SINGAPORE - Stay up to date on market chatter with our picks of the latest broker research reports, compiled by The Straits Times Money Desk.
ComfortDelGro's Q1 net profit rose 9.7 per cent year-on-year to $63.3 million on $950.8 million in revenue.
Its British business continues to shine, which saw its revenue and earnings before interest and tax jump 51.7 per cent to $222.2 million and 90.3 per cent to $19.6 million respectively. This was largely on the contribution from Metroline West along with synergies achieved in cost savings.
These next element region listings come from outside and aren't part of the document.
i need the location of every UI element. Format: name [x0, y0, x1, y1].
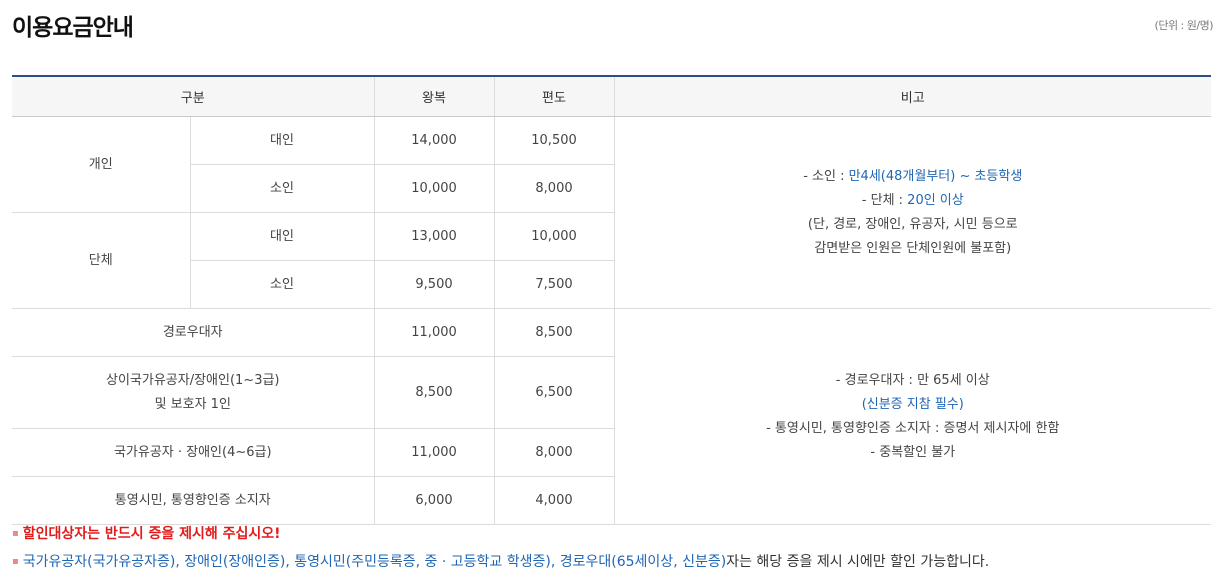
oneway-fare: 8,000 [494, 164, 615, 213]
note-eligible-list: 국가유공자(국가유공자증), 장애인(장애인증), 통영시민(주민등록증, 중 … [22, 554, 727, 570]
note-eligible: ▪ 국가유공자(국가유공자증), 장애인(장애인증), 통영시민(주민등록증, 중… [12, 548, 989, 576]
header-remarks: 비고 [614, 76, 1212, 117]
note-warning-text: 할인대상자는 반드시 증을 제시해 주십시오! [22, 526, 281, 542]
fee-table: 구분 왕복 편도 비고 개인 대인 14,000 10,500 - 소인 : 만… [12, 75, 1212, 525]
header-category: 구분 [12, 76, 375, 117]
roundtrip-fare: 14,000 [374, 116, 495, 165]
table-row: 경로우대자 11,000 8,500 - 경로우대자 : 만 65세 이상 (신… [12, 308, 1212, 525]
note-warning: ▪ 할인대상자는 반드시 증을 제시해 주십시오! [12, 520, 989, 548]
roundtrip-fare: 13,000 [374, 212, 495, 261]
remark-line-3: (단, 경로, 장애인, 유공자, 시민 등으로 [807, 216, 1018, 232]
roundtrip-fare: 8,500 [374, 356, 495, 429]
oneway-fare: 8,500 [494, 308, 615, 357]
header-oneway: 편도 [494, 76, 615, 117]
group-organization: 단체 [12, 212, 191, 309]
group-individual: 개인 [12, 116, 191, 213]
table-row: 개인 대인 14,000 10,500 - 소인 : 만4세(48개월부터) ~… [12, 116, 1212, 309]
sub-child: 소인 [190, 260, 375, 309]
remark-senior: - 경로우대자 : 만 65세 이상 [835, 372, 990, 388]
roundtrip-fare: 9,500 [374, 260, 495, 309]
category-veteran-disabled: 국가유공자 · 장애인(4~6급) [12, 428, 375, 477]
remark-no-duplicate: - 중복할인 불가 [870, 444, 956, 460]
oneway-fare: 10,000 [494, 212, 615, 261]
sub-adult: 대인 [190, 116, 375, 165]
oneway-fare: 10,500 [494, 116, 615, 165]
remark-child-value: 만4세(48개월부터) ~ 초등학생 [848, 168, 1023, 184]
roundtrip-fare: 10,000 [374, 164, 495, 213]
table-header-row: 구분 왕복 편도 비고 [12, 76, 1212, 117]
oneway-fare: 8,000 [494, 428, 615, 477]
sub-child: 소인 [190, 164, 375, 213]
remark-citizen: - 통영시민, 통영향인증 소지자 : 증명서 제시자에 한함 [766, 420, 1060, 436]
category-senior: 경로우대자 [12, 308, 375, 357]
oneway-fare: 6,500 [494, 356, 615, 429]
header-roundtrip: 왕복 [374, 76, 495, 117]
remarks-general: - 소인 : 만4세(48개월부터) ~ 초등학생 - 단체 : 20인 이상 … [614, 116, 1212, 309]
category-citizen: 통영시민, 통영향인증 소지자 [12, 476, 375, 525]
roundtrip-fare: 11,000 [374, 308, 495, 357]
unit-label: (단위 : 원/명) [1154, 19, 1214, 32]
bullet-icon: ▪ [12, 556, 19, 567]
oneway-fare: 7,500 [494, 260, 615, 309]
notes-section: ▪ 할인대상자는 반드시 증을 제시해 주십시오! ▪ 국가유공자(국가유공자증),… [12, 520, 989, 576]
remark-child-prefix: - 소인 : [803, 168, 849, 184]
note-eligible-condition: 자는 해당 증을 제시 시에만 할인 가능합니다. [726, 554, 990, 570]
page-title: 이용요금안내 [12, 15, 134, 41]
bullet-icon: ▪ [12, 528, 19, 539]
remarks-discount: - 경로우대자 : 만 65세 이상 (신분증 지참 필수) - 통영시민, 통… [614, 308, 1212, 525]
roundtrip-fare: 6,000 [374, 476, 495, 525]
sub-adult: 대인 [190, 212, 375, 261]
category-label-line2: 및 보호자 1인 [154, 396, 231, 412]
remark-group-prefix: - 단체 : [861, 192, 908, 208]
oneway-fare: 4,000 [494, 476, 615, 525]
roundtrip-fare: 11,000 [374, 428, 495, 477]
category-label-line1: 상이국가유공자/장애인(1~3급) [105, 372, 280, 388]
remark-id-required: (신분증 지참 필수) [861, 396, 964, 412]
remark-group-value: 20인 이상 [907, 192, 964, 208]
remark-line-4: 감면받은 인원은 단체인원에 불포함) [814, 240, 1012, 256]
category-disabled-veteran: 상이국가유공자/장애인(1~3급) 및 보호자 1인 [12, 356, 375, 429]
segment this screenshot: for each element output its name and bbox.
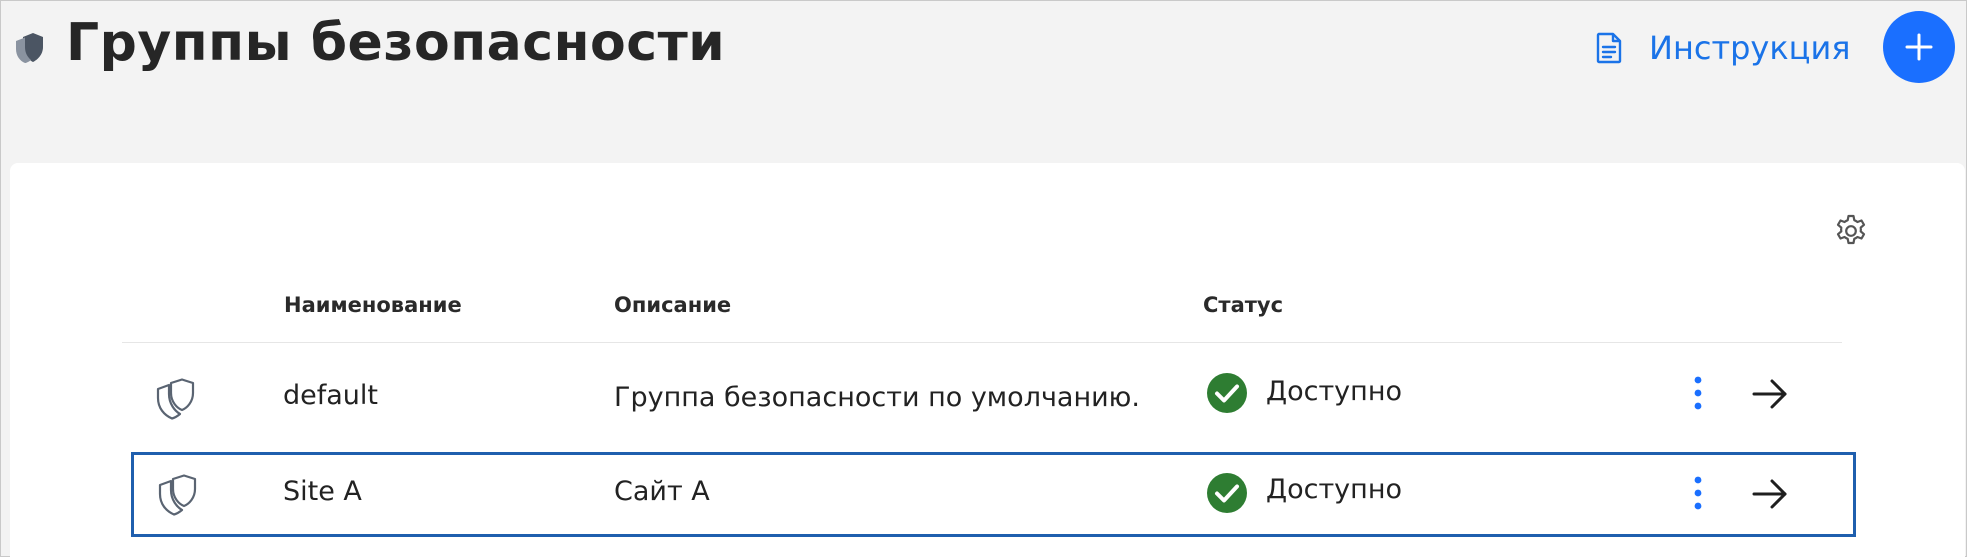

Notably, management guided that the Government was likely to announce favourable changes in the upcoming Parliament meeting on May 16. The changes would likely be linked to bus operations rather than for the rail refinancing framework.
As such, we continue to prefer ComfortDelGro over SMRT Corp, given the former's large exposure to the bus business. Maintain Buy with a higher target price of $2.48, from $2.22 previously.
2. Dyna-Mac Holdings
Dyna-Mac reported a strong 31.3 per cent year-on-year surge in its Q1 revenue to $78.9 million, and this made up 29.3 per cent of our FY2014 forecast.
However, net profit grew by a smaller magnitude of 6.5 per cent to $7.1 million, in line with our expectations (23.7 per cent of our full-year estimate). This was due largely to a weaker gross margin and a 43.3 per cent jump in administrative expenses to $8.3 million. Hence, net profit margin came in at 9.1 per cent, versus 11.2 per cent in Q1 last year.
Dyna-Mac also announced that it has secured new fabrication orders for two repeat customers worth a provisional sum of $50 million. Fabrication of these orders is expected to commence in Q2. Including this latest contract win, Dyna-Mac's net order book now stands at $342 million. The group continues to receive active tender enquires from both its long-term and new clients.
Maintain Buy and $0.47 fair value estimate on Dyna-Mac.
3. Frasers Centrepoint (FCL)
FCL has announced its acquisition of Sofitel Sydney Wentworth and proposed the listing of a hospitality trust, Frasers Hospitality Trust (FHT). FHT will own an initial 12 assets: six serviced apartments from FCL plus six hotels from parent company TCC.
We see this move as a strategic one, to consolidate FCL's and TCC's hospitality assets and increase rooms under management. With TCC's over 40 hotels, FHT can be the biggest hospitality Reit in the future. This should not only give FCL a ready platform for future divestments but enlarge its asset-management business.
FCL remains attractive for its valuations and strong fundamentals. We expect its FHT listing to speed up its capital recycling and boost its rooms under management.
We maintain our Add rating with a higher target price of $2.07 (from $2.06 previously) after raising our forecasts.